JACKSONVILLE — By the time Christine Jenkyn, 36, crossed the finish line Saturday morning her face was barely recognizable.
Jenkyn and her family had just finished the 5K color run which was part of the Celebrate Jacksonville Festival to benefit storm recovery from March 19 tornado; a night that Jenkyn will never forget.
“We lost everything that night,” she said.
Jenkyn’s face was a living testament to the artist Pablo Picasso — layers upon layers of colored “paint” had been thrown on her during the course of the 5K — yellows, greens, reds and about every other color caked her smiling face.
Jenkyn — who lives in Pleasant Valley — recalled the events that took place the night of March 19.
“I work at Anniston Medical Clinic and they closed early that day and sent us home,” Jenkyn said.
“We were actually getting in the car to go home because we didn’t think anything was coming and I heard it over the radio and decided to go back and get in the storm shelter,” said Jenkyn.
“Within 30 minutes everything was gone,” Jenkyn said.
For Jenkyn the loss was harder because she was rebuilding everything from a previous marriage, “So we lost everything all over again,” Jenkyn said.

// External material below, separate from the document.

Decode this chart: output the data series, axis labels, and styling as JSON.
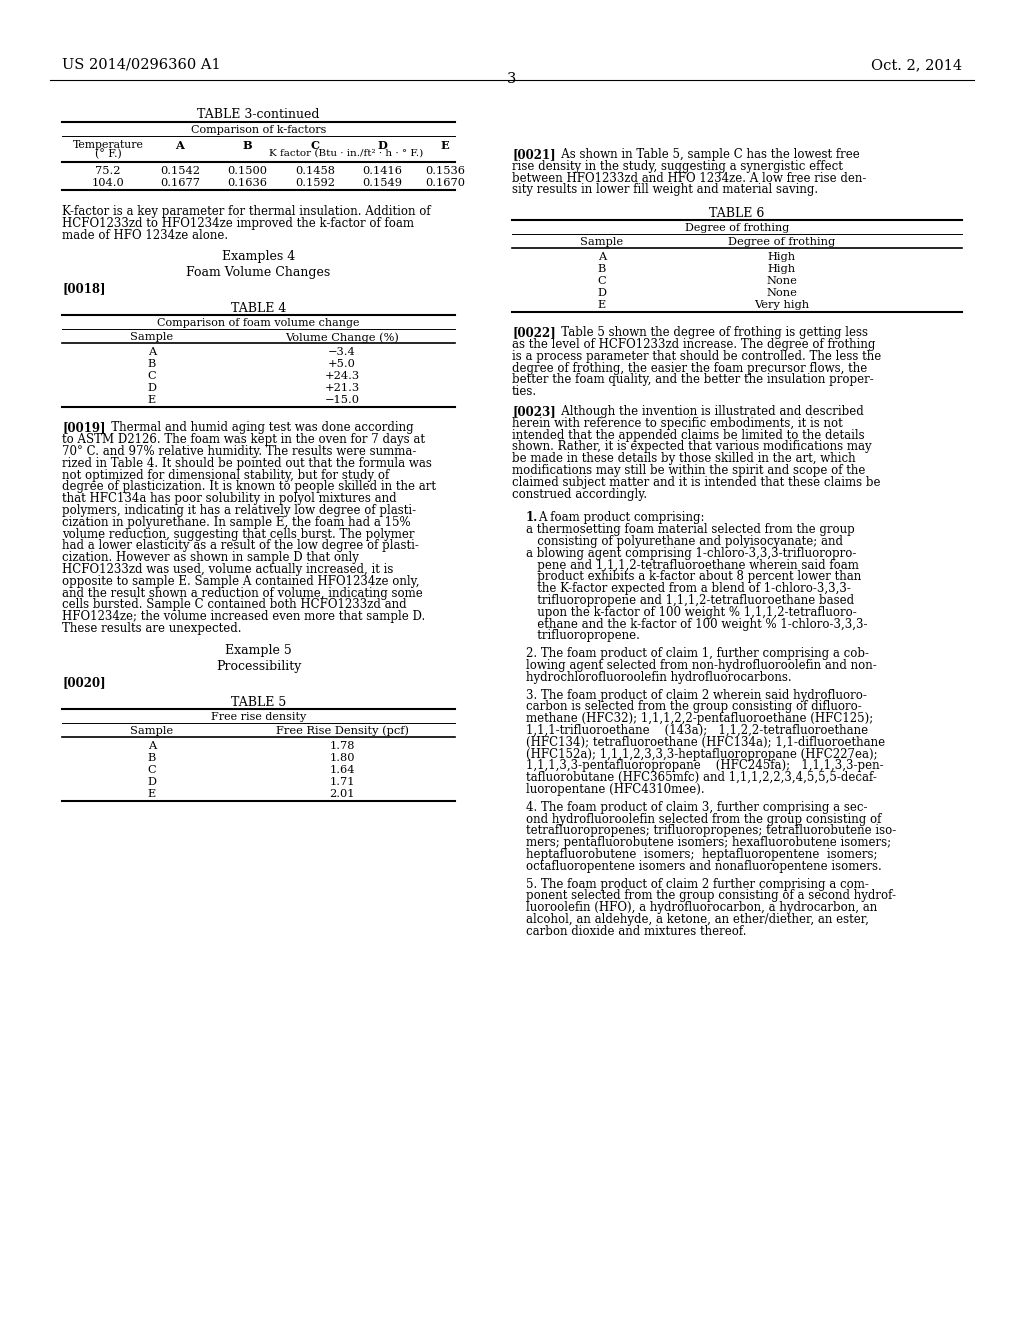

More than 200 runners participated in the color run, which Jenkyn called “amazing.” After the run, Jenkyn and her daughter Madi, 15, were laughing and plastering each other with more paint dust, which was given to all runners once they crossed the finish line.
It was that frivolity that Jacksonville Mayor Johnny Smith was hoping for.
“March 19 changed a lot of things for the people of Jacksonville with the tornado. Lot of people still hurting, suffering,” Smith said.
Smith said the Jacksonville Arts Council came up with the idea of a festival to benefit the recovery effort. The celebration included 24 vendors, a kids zone, music and the color run.
“Thought it might help some people relax a little bit,” Smith said.
Caitlyn Ryan, 18, a lifeguard at the Jacksonville Community center and her friend Taylor Cochran, 21, were in charge of throwing paint at the runners as they jogged by on the last leg of the 5K.
“It feels good that the community can come together and raise money for something important — especially to the town of Jacksonville because of all the things going on — the tornado,” Ryan said.
“It just feels good to be able to be a part of something bigger than me,” said Ryan.
Ryan lives in northeast Jacksonville and did not have any damage from the storm but one street over houses were completely destroyed.
“It really was close to home,” Ryan said.
Denise Moore, 52, from Chulafinnee, was one of the vendors who were setting up Saturday morning. Moore was selling her handmade jewelry and art and was glad to be a part of the festival.
“They need all the help they can get...makes me feel great to participate in this,” Moore said.